Shorter descriptions cost fewer tokens and are easier for agents to parse. Every sentence should earn its place.

Completeness3/5

Given the tool's complexity, does the description cover enough for an agent to succeed on first attempt?

Given that this is a UI interaction tool with no annotations and 2 parameters (one with 0% schema coverage), the description is minimally adequate. It explains the basic purpose and parameters but lacks crucial behavioral context about error conditions, prerequisites, and interaction patterns. The presence of an output schema helps but doesn't fully compensate for missing operational details.

Complex tools with many parameters or behaviors need more documentation. Simple tools need less. This dimension scales expectations accordingly.

Parameters3/5

Does the description clarify parameter syntax, constraints, interactions, or defaults beyond what the schema provides?

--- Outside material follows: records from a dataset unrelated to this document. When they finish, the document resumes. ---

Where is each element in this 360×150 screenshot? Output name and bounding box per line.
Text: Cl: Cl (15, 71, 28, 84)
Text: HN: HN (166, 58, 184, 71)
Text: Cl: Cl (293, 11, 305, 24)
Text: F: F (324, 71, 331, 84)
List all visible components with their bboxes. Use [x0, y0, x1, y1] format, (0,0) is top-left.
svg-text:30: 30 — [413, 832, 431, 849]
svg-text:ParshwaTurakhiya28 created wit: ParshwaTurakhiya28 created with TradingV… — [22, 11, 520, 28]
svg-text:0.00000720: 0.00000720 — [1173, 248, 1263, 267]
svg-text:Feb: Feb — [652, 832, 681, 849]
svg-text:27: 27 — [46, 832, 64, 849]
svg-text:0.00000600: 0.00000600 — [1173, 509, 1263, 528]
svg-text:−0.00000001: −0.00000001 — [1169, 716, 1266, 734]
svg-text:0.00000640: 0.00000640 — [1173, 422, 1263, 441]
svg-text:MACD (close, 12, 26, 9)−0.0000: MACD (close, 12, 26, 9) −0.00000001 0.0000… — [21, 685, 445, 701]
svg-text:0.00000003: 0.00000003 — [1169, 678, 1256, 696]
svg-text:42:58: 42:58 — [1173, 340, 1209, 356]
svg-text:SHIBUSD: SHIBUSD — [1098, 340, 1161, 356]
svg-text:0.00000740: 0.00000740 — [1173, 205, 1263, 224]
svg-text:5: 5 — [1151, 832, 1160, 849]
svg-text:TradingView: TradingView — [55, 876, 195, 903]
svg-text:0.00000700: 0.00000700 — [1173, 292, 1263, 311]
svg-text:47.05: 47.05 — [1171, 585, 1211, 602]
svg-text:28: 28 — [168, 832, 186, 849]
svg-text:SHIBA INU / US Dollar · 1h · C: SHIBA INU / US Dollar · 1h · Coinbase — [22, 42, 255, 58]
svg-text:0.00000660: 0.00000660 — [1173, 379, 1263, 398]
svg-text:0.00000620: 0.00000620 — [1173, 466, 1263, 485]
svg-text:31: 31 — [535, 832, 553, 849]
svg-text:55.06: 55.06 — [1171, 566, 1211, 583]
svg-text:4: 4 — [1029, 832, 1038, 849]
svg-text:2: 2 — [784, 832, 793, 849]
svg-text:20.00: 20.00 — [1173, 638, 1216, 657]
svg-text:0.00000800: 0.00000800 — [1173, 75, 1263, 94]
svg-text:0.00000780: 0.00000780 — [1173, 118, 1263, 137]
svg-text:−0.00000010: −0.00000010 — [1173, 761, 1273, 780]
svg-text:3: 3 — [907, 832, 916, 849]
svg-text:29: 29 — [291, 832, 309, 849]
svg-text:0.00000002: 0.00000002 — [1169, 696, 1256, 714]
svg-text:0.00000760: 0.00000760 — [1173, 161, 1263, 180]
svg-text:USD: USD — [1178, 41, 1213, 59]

Schema description coverage is 0%, so the description must compensate. It explains that 'selector' is a 'CSS selector for the element to click' and that 'context' is 'optional... for logging (ignored)', which adds meaningful semantics beyond the bare schema. However, it doesn't provide examples of valid selectors or explain what 'ignored' means operationally.

Input schemas describe structure but not intent. Descriptions should explain non-obvious parameter relationships and valid value ranges.

Purpose4/5

Does the description clearly state what the tool does and how it differs from similar tools?

The description clearly states the action ('click an element') and the target ('on the current page'), providing a specific verb+resource combination. However, it doesn't explicitly distinguish this tool from potential sibling tools like 'input_text' or 'browse_to' that might also interact with page elements, missing full sibling differentiation.

Agents choose between tools based on descriptions. A clear purpose with a specific verb and resource helps agents select the right tool.

Usage Guidelines2/5

Does the description explain when to use this tool, when not to, or what alternatives exist?

The description provides no guidance on when to use this tool versus alternatives like 'input_text' for text entry or 'browse_to' for navigation. It mentions the context parameter is 'ignored' but doesn't explain when this tool is appropriate versus other interaction methods.

Agents often have multiple tools that could apply. Explicit usage guidance like "use X instead of Y when Z" prevents misuse.